Another form of accountability is removing Big Oil’s social license to operate. I was interested to learn this fact from writer Jeffrey Kaplan: “As late as 1840, state legislators closely supervised the operation of corporations, allowing them to be created only for very specific public benefits, such as the building of a highway or a canal. Corporations were subject to a variety of limitations: a finite period of existence, limits to the amount of property they could own, and prohibitions against one corporation owning another. After a period of time deemed sufficient for investors to recoup a fair profit, the assets of a business would often revert to public ownership.” We have strayed far afield from that original vision, but the fact remains that states grant corporate charters and states can dissolve them. It is time for states to start exercising their power to revoke the charters of rogue corporations that are endangering the future of humanity.
They may not be household names like Al Capone, John Dillinger, Pretty Boy Floyd, and Baby Face Nelson, but the carbon barons of today are far deadlier than the gangsters of old, for they have been knowingly committing ecocide.
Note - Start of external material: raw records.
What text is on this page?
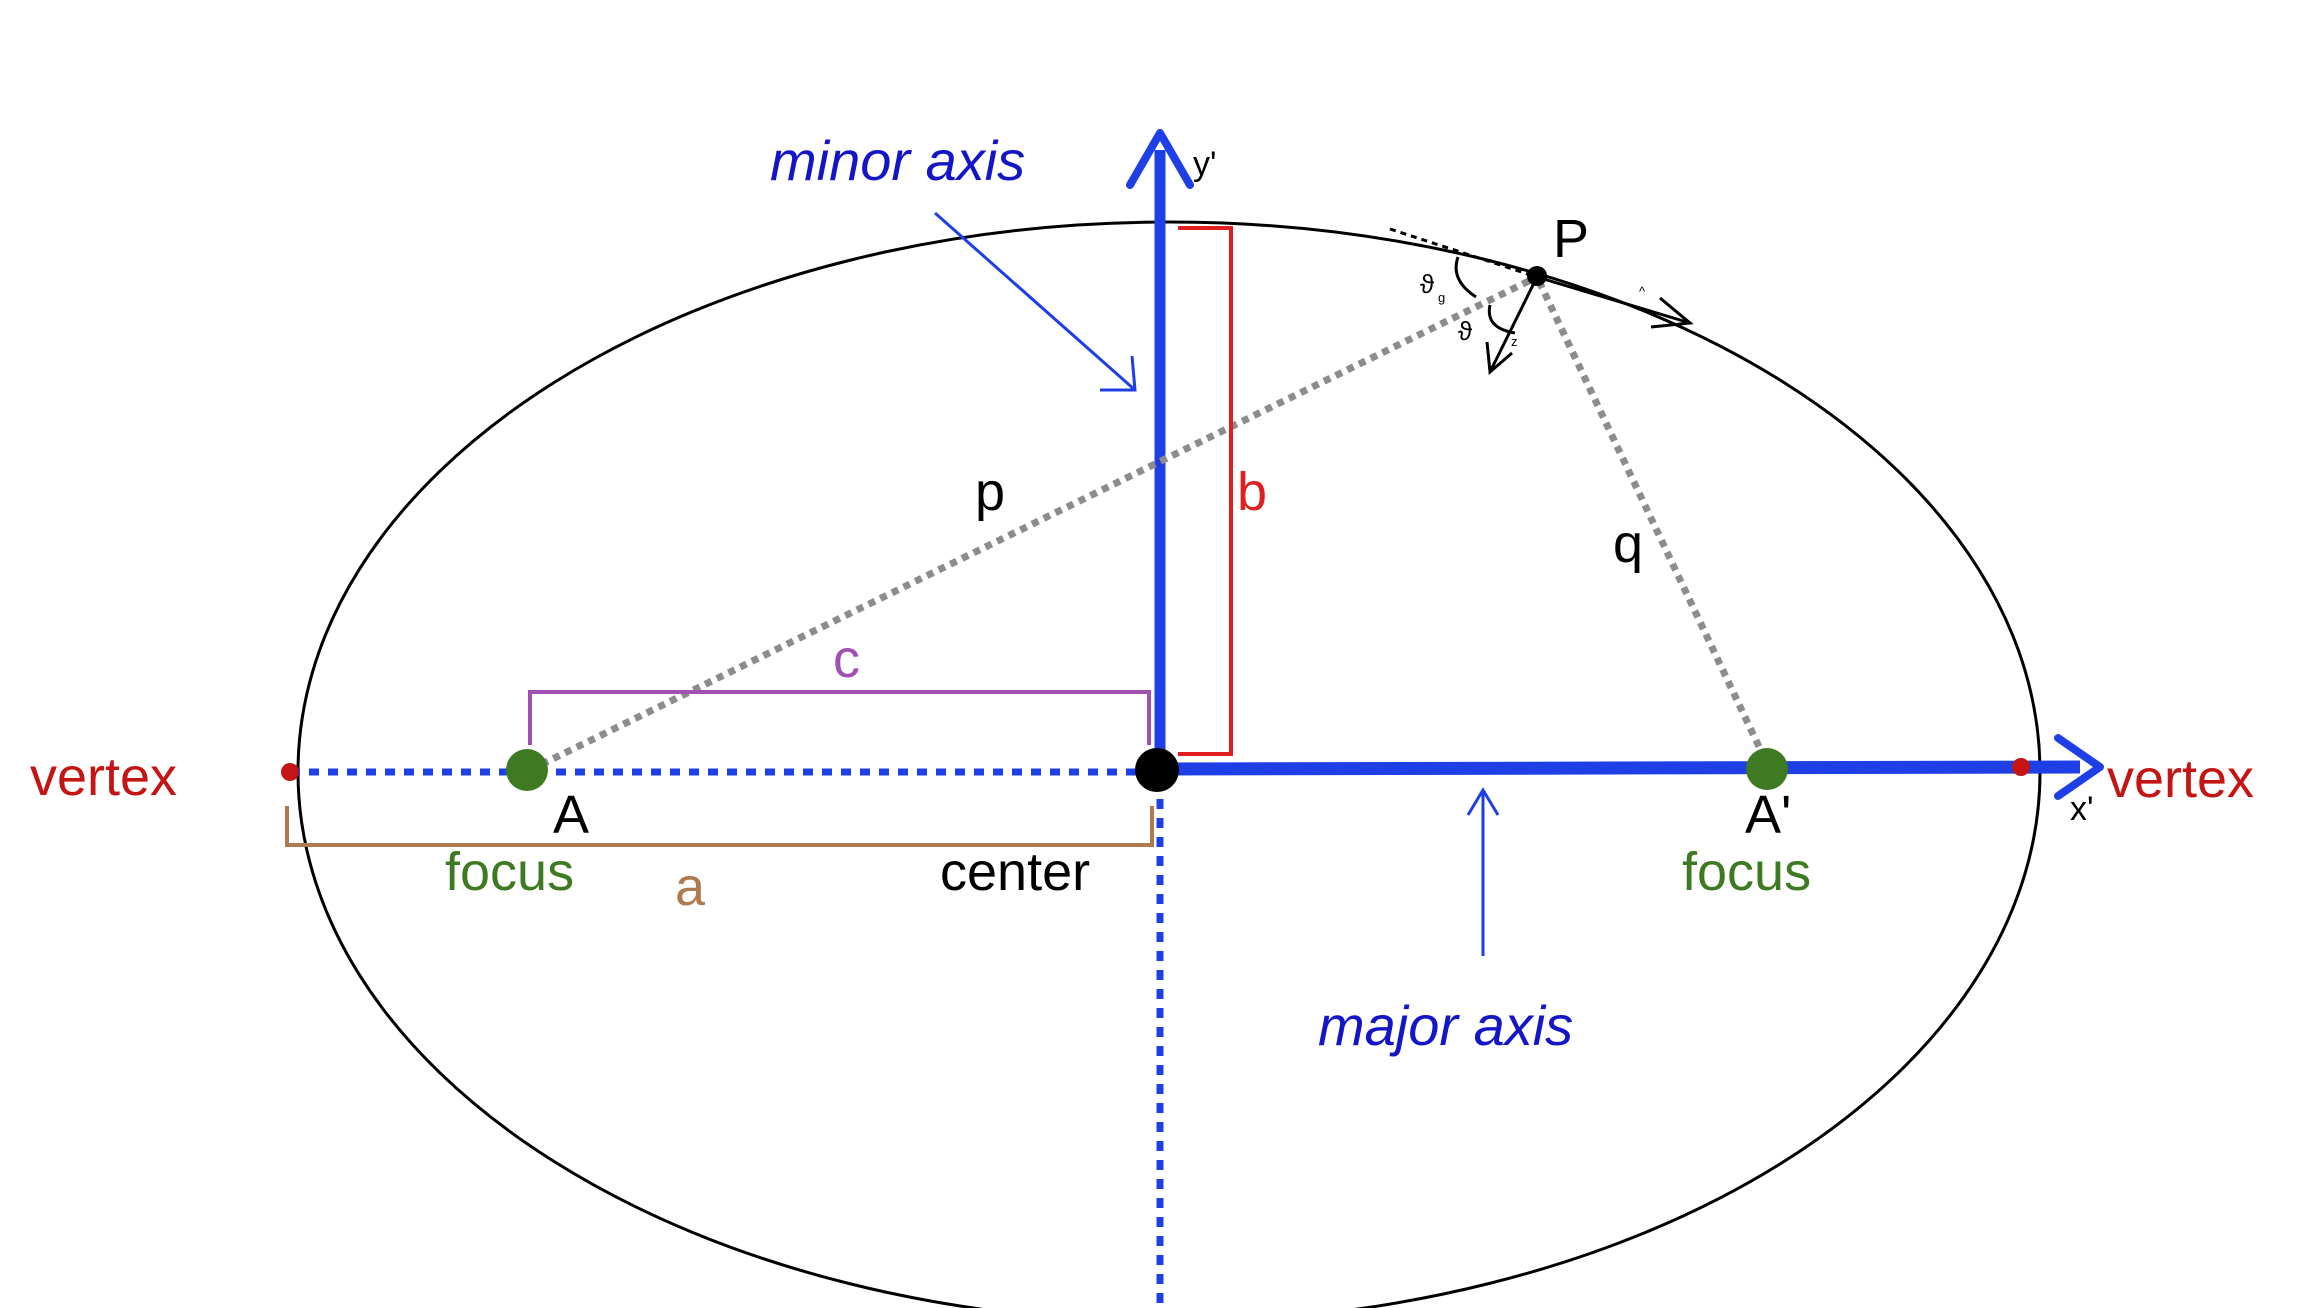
minor axis
major axis
y'
x'
vertex	vertex
A	A'
focus	focus
center
a
b
c
P
p
q
ϑ g
ϑ	z
^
Mass planetary extinction is the endgame of Big Oil’s business model. If they don’t think justice is going to eventually catch up to them, they are living in their own state of denial. Not surprisingly, a 2013 Harris poll found the only industry less trusted than Big Oil is Big Tobacco. Only 3% of Americans view tobacco companies as “generally honest and trustworthy” versus 4% for oil companies. The oil barons must take us all for rubes if they think we’re buying the snake oil they’re selling. Yet their mouthpieces just keep spouting their lies, like the lobbyist who made the absurd claim to a chuckling Fox News host that the hazardous orange haze from more than 400 Canadian wildfires shrouding New York City for days in 2023 posed “no health risks” and had “nothing to do with climate.” I don’t know how these people sleep at night.
Similar to the tobacco industry that preceded them, the oil industry’s day of reckoning is coming. Just as the tobacco industry’s lethally deceptive TV and newspaper ads were ultimately banned due to their destructive impact on human health, so too must the fossil fuel industry’s advertising orgy be outlawed for its destructive impact on human existence. But banning ads, ending subsidies, and making the polluters pay is only the beginning of holding the oil giants accountable. It is time for Department of Justice and International Criminal Court investigations. They must be made to pay for their crimes against humanity.
NOTE: The written form of WORLDFIRE is the authoritative version. Any inadvertent errors in transcribing the recordings are mine and mine alone.